SMT Based Verification in Haskell. Express properties about Haskell programs and automatically prove them using SMT solvers.
https://github.com/LeventErkok/sbv
Other
243 stars 34 forks source link

Phase 1 for BenchSuite complete #528

Closed doyougnu closed 4 years ago

doyougnu commented 4 years ago

Hey Levent,

Here are the rest of the benchmarks for the documentation examples as discuss in https://github.com/LeventErkok/sbv/issues/484. Everything compiles and I made sure that at least the first entry for each documentation "class" (e.g., Strings or Queries) produces a viable benchmark, but I have not run every benchmark.

I think it would be good to create a set of standard benchmarks to use to guide performance efforts. Ideally there would be 2 or so benchmarks per sbv feature or something like that. What are your thoughts?

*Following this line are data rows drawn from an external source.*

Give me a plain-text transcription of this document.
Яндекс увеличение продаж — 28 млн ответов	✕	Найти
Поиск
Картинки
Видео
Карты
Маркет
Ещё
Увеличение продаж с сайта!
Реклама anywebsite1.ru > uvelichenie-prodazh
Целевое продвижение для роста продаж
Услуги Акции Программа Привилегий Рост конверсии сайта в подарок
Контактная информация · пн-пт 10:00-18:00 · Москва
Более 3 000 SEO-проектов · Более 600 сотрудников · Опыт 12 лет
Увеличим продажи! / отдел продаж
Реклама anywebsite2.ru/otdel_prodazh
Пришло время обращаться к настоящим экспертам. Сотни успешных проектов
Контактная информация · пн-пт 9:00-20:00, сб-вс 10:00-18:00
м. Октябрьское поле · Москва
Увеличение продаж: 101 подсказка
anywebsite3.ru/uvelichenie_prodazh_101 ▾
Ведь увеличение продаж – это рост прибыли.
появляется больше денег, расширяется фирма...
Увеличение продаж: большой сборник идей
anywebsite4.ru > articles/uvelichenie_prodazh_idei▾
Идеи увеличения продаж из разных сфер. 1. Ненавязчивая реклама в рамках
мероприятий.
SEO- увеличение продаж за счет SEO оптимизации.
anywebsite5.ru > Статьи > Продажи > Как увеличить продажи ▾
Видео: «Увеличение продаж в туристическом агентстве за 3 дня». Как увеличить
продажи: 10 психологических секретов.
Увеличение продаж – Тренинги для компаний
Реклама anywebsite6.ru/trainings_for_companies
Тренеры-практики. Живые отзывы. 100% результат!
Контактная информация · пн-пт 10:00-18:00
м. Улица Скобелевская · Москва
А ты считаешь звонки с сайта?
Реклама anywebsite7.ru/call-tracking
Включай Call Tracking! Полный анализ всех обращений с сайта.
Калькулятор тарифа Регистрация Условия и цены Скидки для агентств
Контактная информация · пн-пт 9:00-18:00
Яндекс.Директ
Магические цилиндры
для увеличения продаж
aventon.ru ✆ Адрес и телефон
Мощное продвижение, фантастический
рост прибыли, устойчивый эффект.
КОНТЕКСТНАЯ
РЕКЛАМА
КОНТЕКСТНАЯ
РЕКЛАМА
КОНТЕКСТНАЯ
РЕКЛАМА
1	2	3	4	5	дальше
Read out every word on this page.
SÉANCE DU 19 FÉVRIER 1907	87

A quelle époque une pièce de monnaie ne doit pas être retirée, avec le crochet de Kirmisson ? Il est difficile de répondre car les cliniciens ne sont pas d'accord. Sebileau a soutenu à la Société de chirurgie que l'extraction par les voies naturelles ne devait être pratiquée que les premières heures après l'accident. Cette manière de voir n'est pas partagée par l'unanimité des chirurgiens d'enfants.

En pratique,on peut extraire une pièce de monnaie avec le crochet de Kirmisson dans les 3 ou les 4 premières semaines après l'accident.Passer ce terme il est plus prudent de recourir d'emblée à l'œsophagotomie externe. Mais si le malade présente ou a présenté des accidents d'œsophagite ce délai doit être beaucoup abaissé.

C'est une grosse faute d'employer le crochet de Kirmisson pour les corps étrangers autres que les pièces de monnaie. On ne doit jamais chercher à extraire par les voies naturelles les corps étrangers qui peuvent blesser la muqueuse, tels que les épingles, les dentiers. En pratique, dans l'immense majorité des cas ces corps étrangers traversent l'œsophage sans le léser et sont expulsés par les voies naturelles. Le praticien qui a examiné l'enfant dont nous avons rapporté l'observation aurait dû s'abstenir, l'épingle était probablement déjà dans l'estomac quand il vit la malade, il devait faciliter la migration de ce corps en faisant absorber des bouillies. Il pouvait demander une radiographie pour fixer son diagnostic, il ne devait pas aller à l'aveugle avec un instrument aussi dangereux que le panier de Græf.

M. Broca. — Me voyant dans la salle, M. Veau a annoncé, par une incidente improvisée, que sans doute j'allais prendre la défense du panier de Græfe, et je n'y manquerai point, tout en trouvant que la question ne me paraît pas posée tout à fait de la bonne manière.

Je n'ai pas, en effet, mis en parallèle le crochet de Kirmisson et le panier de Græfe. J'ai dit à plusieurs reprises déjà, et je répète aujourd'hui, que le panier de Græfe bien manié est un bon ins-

Also I accidentally committed a cut version of the Uninterpreted.Multiply file, I've fixed this to be correct but if you check over the files in the PR you'll see some white space changes in it.

Jeff

LeventErkok commented 4 years ago

Fantastic!

Regarding how we should do the benchmark tests, I'm going to leave that totally to your judgment. I guess one way to go would be grandfather what you have and see if we can detect major differences. I'm not sure how we'll tell the performance difference caused by SBV and the solver itself; but I trust a good solution will come up as we gain experience.

doyougnu commented 4 years ago

performance difference caused by SBV and the solver itself;

Yes this is why I had defined an overhead benchmark that runs a problem with sbv and generates a z3 program for the same problem then runs the generated program in z3 via an external process. This will be constrained by the program generation though, so if sbv is generating a z3 program that is poorly formed or slow then the benchmark won't be meaningful. But it will allow us to identity sbv induced hot spots.

I think the strategy is as follows:

  1. Identify a set of canonical benchmarks which are representative of the design spaces intended for end users
  2. Run the overhead benchmark on this subset to get two timings for an identical problem: one for sbv, one for z3 natively
  3. Calculate, and track the running difference between the two times produced in 2. Ideally this could be done automatically but this is more of an exploration right now.
LeventErkok commented 4 years ago

Cool. I remember you telling me this strategy before, must've slipped my mind. It sounds like a good way to start to me, and I can't wait to see some output from this. Thanks!